To paraphrase the Oxford Dictionary, the definition of being “creditworthy” is a person or company who is trusted to receive credit because they’ve shown by past behavior that they will pay it back. Sounds straightforward, but it takes work to attain and maintain creditworthiness. Whether you are an individual or a business, you will probably need “good credit” to establish a place to live, get hired for a job, launch a new business – or acquire a loan to support your other personal or professional goals. Where do you begin?

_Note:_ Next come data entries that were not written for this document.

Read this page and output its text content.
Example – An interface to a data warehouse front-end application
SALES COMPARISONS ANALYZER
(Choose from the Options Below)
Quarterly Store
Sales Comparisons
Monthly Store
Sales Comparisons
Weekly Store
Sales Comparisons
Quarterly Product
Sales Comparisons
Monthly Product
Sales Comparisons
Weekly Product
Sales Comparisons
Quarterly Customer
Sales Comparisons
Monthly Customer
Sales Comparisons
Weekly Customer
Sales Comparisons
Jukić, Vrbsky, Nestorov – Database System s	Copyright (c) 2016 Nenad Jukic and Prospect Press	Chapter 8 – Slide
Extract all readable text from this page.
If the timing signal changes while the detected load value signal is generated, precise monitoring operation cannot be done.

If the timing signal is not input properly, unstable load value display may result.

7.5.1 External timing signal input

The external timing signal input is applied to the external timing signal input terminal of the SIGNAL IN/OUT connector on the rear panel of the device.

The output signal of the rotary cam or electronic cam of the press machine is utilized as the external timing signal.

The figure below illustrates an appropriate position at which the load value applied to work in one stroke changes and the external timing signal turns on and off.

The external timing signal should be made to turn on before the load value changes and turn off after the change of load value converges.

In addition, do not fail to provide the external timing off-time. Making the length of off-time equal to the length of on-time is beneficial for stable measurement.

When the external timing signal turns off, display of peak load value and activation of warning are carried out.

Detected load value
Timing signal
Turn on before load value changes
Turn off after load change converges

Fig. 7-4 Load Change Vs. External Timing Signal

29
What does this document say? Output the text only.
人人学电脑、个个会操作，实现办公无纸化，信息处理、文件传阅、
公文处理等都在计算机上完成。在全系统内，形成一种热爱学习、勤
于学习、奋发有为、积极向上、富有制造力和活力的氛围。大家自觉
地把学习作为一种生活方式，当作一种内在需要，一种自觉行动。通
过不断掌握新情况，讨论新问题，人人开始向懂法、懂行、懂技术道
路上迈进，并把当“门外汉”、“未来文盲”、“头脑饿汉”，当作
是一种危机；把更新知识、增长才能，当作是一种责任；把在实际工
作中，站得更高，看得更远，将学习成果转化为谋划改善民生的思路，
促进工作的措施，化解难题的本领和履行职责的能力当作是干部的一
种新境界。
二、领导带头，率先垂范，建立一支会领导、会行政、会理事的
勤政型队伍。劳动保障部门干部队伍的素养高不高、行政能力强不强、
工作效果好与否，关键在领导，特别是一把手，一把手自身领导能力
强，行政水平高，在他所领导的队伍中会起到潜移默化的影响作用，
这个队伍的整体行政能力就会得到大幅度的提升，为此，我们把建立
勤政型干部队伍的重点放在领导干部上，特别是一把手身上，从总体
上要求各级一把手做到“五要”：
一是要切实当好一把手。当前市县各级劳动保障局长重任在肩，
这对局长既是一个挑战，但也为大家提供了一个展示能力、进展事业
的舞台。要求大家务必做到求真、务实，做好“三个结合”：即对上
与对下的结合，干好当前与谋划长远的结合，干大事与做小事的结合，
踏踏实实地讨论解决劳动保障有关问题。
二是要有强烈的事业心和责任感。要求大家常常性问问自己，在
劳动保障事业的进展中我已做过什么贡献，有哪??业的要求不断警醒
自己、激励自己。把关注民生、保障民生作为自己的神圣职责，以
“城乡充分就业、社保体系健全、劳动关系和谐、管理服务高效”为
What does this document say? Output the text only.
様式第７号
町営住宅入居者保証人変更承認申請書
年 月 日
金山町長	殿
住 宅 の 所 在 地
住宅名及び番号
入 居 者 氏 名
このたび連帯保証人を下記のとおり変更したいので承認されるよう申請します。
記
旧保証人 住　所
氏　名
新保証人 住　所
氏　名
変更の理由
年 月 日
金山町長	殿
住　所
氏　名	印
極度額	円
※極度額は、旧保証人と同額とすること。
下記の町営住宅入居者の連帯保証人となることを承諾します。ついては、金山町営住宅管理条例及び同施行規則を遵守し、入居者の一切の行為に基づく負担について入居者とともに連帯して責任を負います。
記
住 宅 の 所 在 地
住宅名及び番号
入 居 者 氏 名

Start by Learning What is in Your Credit History
Your personal credit history is collected, scored, and shared by the three credit reporting agencies, Equifax, Experian, and TransUnion. They receive data from your creditors and update your records accordingly. They reflect your credit behavior, including whether your bills were paid on time, payments were late or sent to collections, if you defaulted on a debt – or if you declared bankruptcy. Your report includes personal information about you, and you may be surprised to learn who has inquired about your credit history.
It’s important to check regularly to see what has been reported. Mistakes happen, and you’ll want to work through the agency’s dispute process to get any errors or outdated information corrected.
Also, it’s important to identify any potential fraud or identity theft. Unfortunately, it happens too often, with approximately 1/3 of all Americans having been a victim of identity theft. If you are concerned that someone may have stolen your identity, you’ll want to follow these steps from IdentityTheft.gov to report it and begin recovering.
You are eligible to receive a free credit report each year, so take advantage of it. You can’t manage your credit if you aren’t monitoring it.
Improve Your Credit Behavior
But what if your credit report is accurate – yet not stellar? Then it is time to blaze a new financial path for yourself. Here are some of our favorite credit counseling tips.
Document Your Current Finances
Understanding how much money is coming into and out of your household each month – and how that fits into your overall financial picture – allows you to make better choices:
- How much money are you bringing in every month from your job(s)? Do you have other sources of income?
- How much are your housing expenses (rent/mortgage, taxes, insurance, etc.)? If you have a mortgage, how much do you still owe overall? Do you have any equity?
- What are your healthcare costs (insurance, deductibles, co-pays, etc.)?
- What are your other regular bills (utilities, cable, transportation, etc.)?
- What loan or credit card payments do you have? What do you owe on them overall?
- What are the interest rates and terms for any mortgage, loan, or credit card?
- What else are you spending money on every day/week/month/year?
You’ll want to document everything you spend to understand where your money is truly going. Whether you do it analog in a small notebook or use an app on your phone, tracking can provide insights into your spending behavior you may not get otherwise. You’ll want to evaluate the pattern of your spending to see how much is truly “essential” (for example, your rent or mortgage) vs. optional (that new sports and entertainment streaming service or steakhouse dinner).
Build a Budget Based on Reality
Once you understand exactly where your money is going, you can build a realistic budget. This includes:
- Allotting for the true essentials: food, shelter, healthcare
- Paying the commitments you’ve made to creditors: loans, credit cards
- Identifying what else is important to plan for in your family’s budget: savings for education, an important family event, supporting a charity, or creating an emergency fund.
- Determining what to cut from your spending plans: late fees, restaurant meals, etc.